Alors que près de 60 millions de réfugiés errent de par le monde, avec des chances quasi-inexistantes de retour dans leur pays ou d'intégration dans des sociétés voisines, un américain richissime a connu une épiphanie. Jason Buzi, un grand nom de l'immobilier à San Francisco, a émis l'idée de créer un nouveau pays. Sur un territoire inhabité, une nouvelle nation pourrait naître. Un état qui appartiendrait à ceux sur terre qui sont dépossédés de leur pays : les réfugiés.
Buzi ne s'est d'ailleurs pas contenté d'en émettre l'idée : il aurait déjà dépensé entre 10 000 et 15 000 dollars (entre 9 000 et 13 500 euros) pour constituer une équipe de réflexion pour l'aider à poser les bases de ce projet, et souhaite voir d'autres grandes fortunes et des gouvernements investir dans cette entreprise. «Si vous avez Angelina Jolie, par exemple, qui appuie ce projet, cela va influencer beaucoup plus de monde et pousser le public à se renseigner sur le projet», affirme-t-il.
Un coup de génie ou un trait de folie ?
S'il est facile de rire d'un projet dont l'énoncé ne prend pas en compte l'essentiel des facteurs géopolitiques, ethniques et structurels qui pourraient rendre l'idée applicable, on sera surpris de constater que l'écho reçu est plutôt positif, notamment venant d'experts et de professionnels de la question des réfugiés. «Ce qui me plaît dans ce projet, c'est la morale à en tirer : on ne fait rien alors que le problème [des réfugiés] est réparable», explique James Hathaway, directeur du programme des réfugiés et des demandeurs d'asile à la faculté de droit de Michigan.
Pour l'auteur de l'idée, le projet est à prendre avec le plus grand sérieux, les sommes qu'il a déjà investies dans ce sens montrent sa détermination. «Je trouve ça presque choquant que personne n'en parle comme d'une potentielle solution», affirme-t-il. «Il y beaucoup d'individus sans pays dans le monde, aujourd'hui», ajoute-t-il, «l'idée est que, si on peut leur donner leur propre état, ils auraient au moins un endroit où vivre en sécurité et avoir le droit de vivre et de travailler comme n’importe qui».

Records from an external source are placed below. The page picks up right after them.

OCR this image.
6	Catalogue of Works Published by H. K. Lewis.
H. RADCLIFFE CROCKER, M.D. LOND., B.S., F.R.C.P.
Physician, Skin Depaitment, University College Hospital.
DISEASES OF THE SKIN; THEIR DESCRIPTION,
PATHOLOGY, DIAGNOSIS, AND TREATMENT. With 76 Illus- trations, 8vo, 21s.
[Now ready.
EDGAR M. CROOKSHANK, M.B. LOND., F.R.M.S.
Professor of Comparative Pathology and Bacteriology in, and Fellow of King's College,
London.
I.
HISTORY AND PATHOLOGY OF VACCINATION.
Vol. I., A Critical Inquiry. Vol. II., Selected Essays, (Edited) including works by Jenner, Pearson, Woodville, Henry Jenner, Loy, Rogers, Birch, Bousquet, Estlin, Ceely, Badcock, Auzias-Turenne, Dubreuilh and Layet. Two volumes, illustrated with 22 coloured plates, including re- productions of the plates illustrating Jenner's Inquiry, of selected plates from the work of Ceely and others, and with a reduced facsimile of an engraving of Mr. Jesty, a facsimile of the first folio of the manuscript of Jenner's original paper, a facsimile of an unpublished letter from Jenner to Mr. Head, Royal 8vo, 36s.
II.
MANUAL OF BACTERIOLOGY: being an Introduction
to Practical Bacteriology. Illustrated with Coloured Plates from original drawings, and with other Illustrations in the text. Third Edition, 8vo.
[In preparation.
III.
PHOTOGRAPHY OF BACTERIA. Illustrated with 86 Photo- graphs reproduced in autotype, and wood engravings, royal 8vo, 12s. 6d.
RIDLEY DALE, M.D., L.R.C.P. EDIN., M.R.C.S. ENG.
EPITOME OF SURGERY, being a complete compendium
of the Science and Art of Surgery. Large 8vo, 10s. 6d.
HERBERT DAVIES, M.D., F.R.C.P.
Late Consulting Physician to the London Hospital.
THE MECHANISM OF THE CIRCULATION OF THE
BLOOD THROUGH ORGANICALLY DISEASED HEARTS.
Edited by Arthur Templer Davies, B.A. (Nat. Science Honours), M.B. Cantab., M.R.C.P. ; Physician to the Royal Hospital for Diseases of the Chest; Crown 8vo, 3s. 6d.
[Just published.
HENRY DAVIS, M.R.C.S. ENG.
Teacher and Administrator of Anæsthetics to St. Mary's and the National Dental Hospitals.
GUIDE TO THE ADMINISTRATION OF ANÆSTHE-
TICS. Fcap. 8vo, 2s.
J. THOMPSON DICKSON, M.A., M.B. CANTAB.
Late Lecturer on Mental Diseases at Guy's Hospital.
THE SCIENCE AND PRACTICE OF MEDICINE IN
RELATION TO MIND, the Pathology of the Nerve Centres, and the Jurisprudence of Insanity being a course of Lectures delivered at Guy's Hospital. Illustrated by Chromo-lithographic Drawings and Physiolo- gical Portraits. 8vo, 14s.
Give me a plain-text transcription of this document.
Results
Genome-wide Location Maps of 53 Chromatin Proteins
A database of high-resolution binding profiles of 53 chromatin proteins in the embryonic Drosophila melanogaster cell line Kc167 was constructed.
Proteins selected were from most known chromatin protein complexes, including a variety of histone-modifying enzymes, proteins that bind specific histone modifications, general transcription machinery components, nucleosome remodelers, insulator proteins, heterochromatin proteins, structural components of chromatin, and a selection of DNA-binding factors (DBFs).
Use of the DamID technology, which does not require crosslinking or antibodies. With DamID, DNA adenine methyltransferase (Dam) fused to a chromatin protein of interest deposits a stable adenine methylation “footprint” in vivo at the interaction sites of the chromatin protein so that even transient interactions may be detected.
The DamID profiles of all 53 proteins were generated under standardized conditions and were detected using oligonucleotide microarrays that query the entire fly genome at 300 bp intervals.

Malgré cet enthousiasme, le projet soulève des questions logistiques qui fragilisent les certitudes autour de sa réalisation. Où trouver un tel territoire ? Jason Buzi évoque des étendues vides ou des lieux peu habités, comme la République dominicaine. Il faudrait compter sur l'altruisme d'un pays souverain pour louer ou vendre une partie de son territoire national à un tel projet. Une fois chose faite, il faudra espérer que les réfugiés aient l'intention de s'y rendre. Un point qui n'angoisse pas les spécialistes : «à l'heure de la mondialisation, si on laisse aux gens une liberté de choix, ils finiront par décider d'où est-ce qu'ils veulent vivre. Il est vraisemblable qu'ils cherchent à rejoindre leurs amis, leurs famille, dans un lieu où des opportunités existent pour eux», avance Alexander Betts, directeur du Centre d’Étude des Réfugiés à l'Université d'Oxford.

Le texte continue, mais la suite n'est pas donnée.